To know the significance of the above sloka, we must refer to the Bavishya Purana. The procedure of Rakshābandhan is mentioned in the 137th Adhyaya, in the Uttara Parva of the Bhavishya Purana.
Yudhisthira (Dharma Raja), after emerging victorious in the great war of Kurukshetra, ascends the throne of Bharata. He seeks guidance from the sage Vyasa in order to get rid of the guilt/sin that he and his family acquired by killing people, mostly his relatives in the war. Sage Vyasa asks Lord Sri Krishna to guide Yudhishthira in this regard. Then, Lord Sri Krishna enlightens Yudhishthira by instructing many Vratas (religious rites) that need to be performed on specific days. In this light of events, Lord Sri Krishna instructs Rakshābandhan to be performed on the full moon day in the month of Shavana. The legend goes like this –
Once upon a time, Bali Chakravarti the leader of Asuras, waged a war against Indra, the king of Devatas. Bali could not win against Indra in the war. Disappointed by his defeat, Bali visits his Guru Shukracharya and expresses his disappointment. Shukracharya then explains that Sachidevi, wife of Indra had fastened ‘Raksha’ around the wrist of Indra. And due to that Indra has become invincible. Hence stay put for one year, because the power of the ‘Raksha’ shall remain for a year. Agree for a pact with Indra and do not wage war on him for another year. Bali followed the instructions of his Guru. That is the significance of ‘Rakshābandhan’.

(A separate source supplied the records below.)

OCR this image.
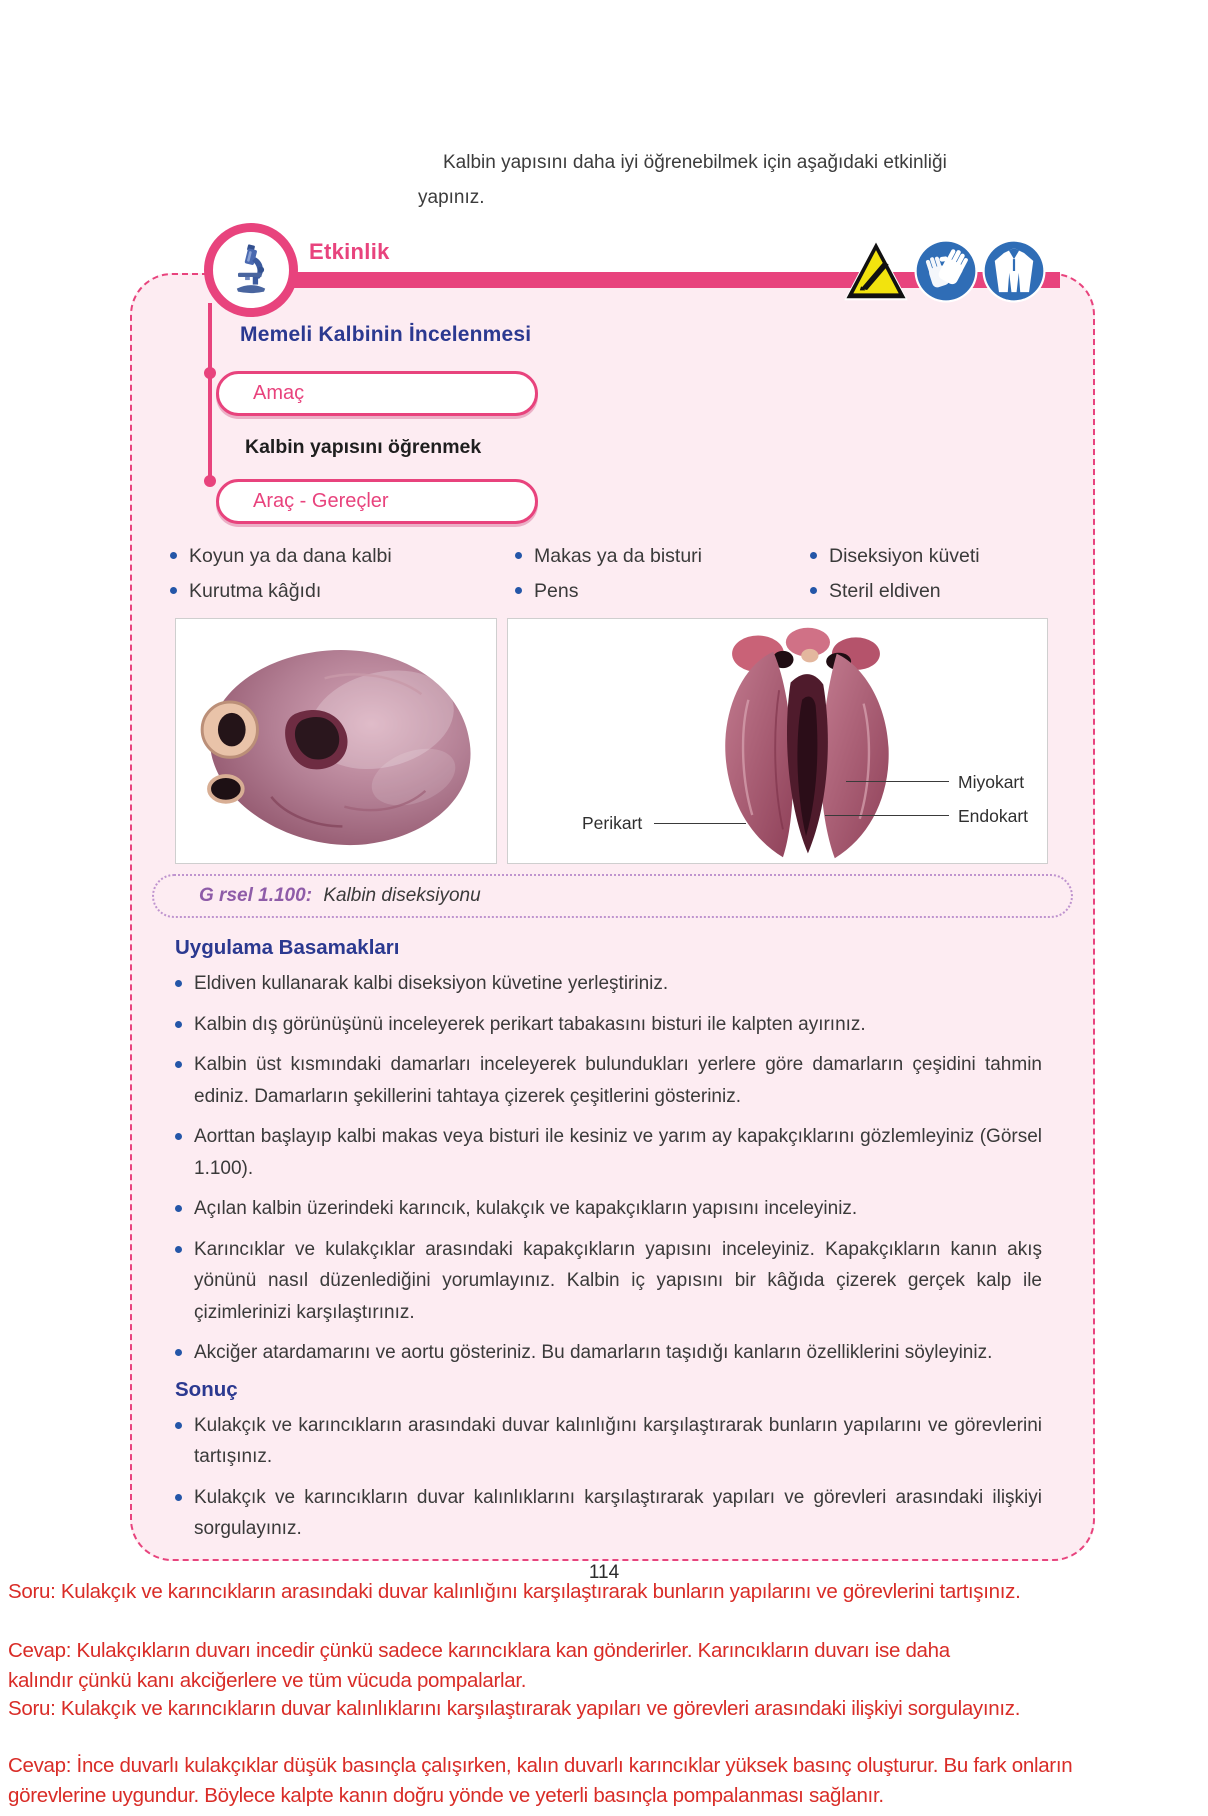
Kalbin yapısını daha iyi öğrenebilmek için aşağıdaki etkinliği
yapınız.

Etkinlik
Memeli Kalbinin İncelenmesi
Amaç
Kalbin yapısını öğrenmek
Araç - Gereçler
Koyun ya da dana kalbi	Makas ya da bisturi	Diseksiyon küveti
Kurutma kâğıdı	Pens	Steril eldiven
Perikart
Miyokart
Endokart
G rsel 1.100: Kalbin diseksiyonu
Uygulama Basamakları
Eldiven kullanarak kalbi diseksiyon küvetine yerleştiriniz.
Kalbin dış görünüşünü inceleyerek perikart tabakasını bisturi ile kalpten ayırınız.
Kalbin üst kısmındaki damarları inceleyerek bulundukları yerlere göre damarların çeşidini tahmin ediniz. Damarların şekillerini tahtaya çizerek çeşitlerini gösteriniz.
Aorttan başlayıp kalbi makas veya bisturi ile kesiniz ve yarım ay kapakçıklarını gözlemleyiniz (Görsel 1.100).
Açılan kalbin üzerindeki karıncık, kulakçık ve kapakçıkların yapısını inceleyiniz.
Karıncıklar ve kulakçıklar arasındaki kapakçıkların yapısını inceleyiniz. Kapakçıkların kanın akış yönünü nasıl düzenlediğini yorumlayınız. Kalbin iç yapısını bir kâğıda çizerek gerçek kalp ile çizimlerinizi karşılaştırınız.
Akciğer atardamarını ve aortu gösteriniz. Bu damarların taşıdığı kanların özelliklerini söyleyiniz.
Sonuç
Kulakçık ve karıncıkların arasındaki duvar kalınlığını karşılaştırarak bunların yapılarını ve görevlerini tartışınız.
Kulakçık ve karıncıkların duvar kalınlıklarını karşılaştırarak yapıları ve görevleri arasındaki ilişkiyi sorgulayınız.
114

Soru: Kulakçık ve karıncıkların arasındaki duvar kalınlığını karşılaştırarak bunların yapılarını ve görevlerini tartışınız.

Cevap: Kulakçıkların duvarı incedir çünkü sadece karıncıklara kan gönderirler. Karıncıkların duvarı ise daha kalındır çünkü kanı akciğerlere ve tüm vücuda pompalarlar.

Soru: Kulakçık ve karıncıkların duvar kalınlıklarını karşılaştırarak yapıları ve görevleri arasındaki ilişkiyi sorgulayınız.

Cevap: İnce duvarlı kulakçıklar düşük basınçla çalışırken, kalın duvarlı karıncıklar yüksek basınç oluşturur. Bu fark onların görevlerine uygundur. Böylece kalpte kanın doğru yönde ve yeterli basınçla pompalanması sağlanır.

Further, Lord Sri Krishna explains what should be done on the day of Rakshābandhan. On the day of Shravana Purnima, after completing daily chores, in the noon one should fasten Rakshābandhan on the wrists chanting the above shloka. This can be performed by anyone. In this manner, one should perform Rakshābandhan every year and shall prosper for the rest of the year. By this legend, one can understand that Rakshābandhan is a festival which has roots in Puranas and can be observed by anyone with anyone. But in the course of time, there may be some historical incidents which may have turned the festival more ‘brother-sister-centric’.
By these, one can understand that the festival Rakshābandhan is not a mere cultural festival, but is an old Sanātan Dhārmic ritual.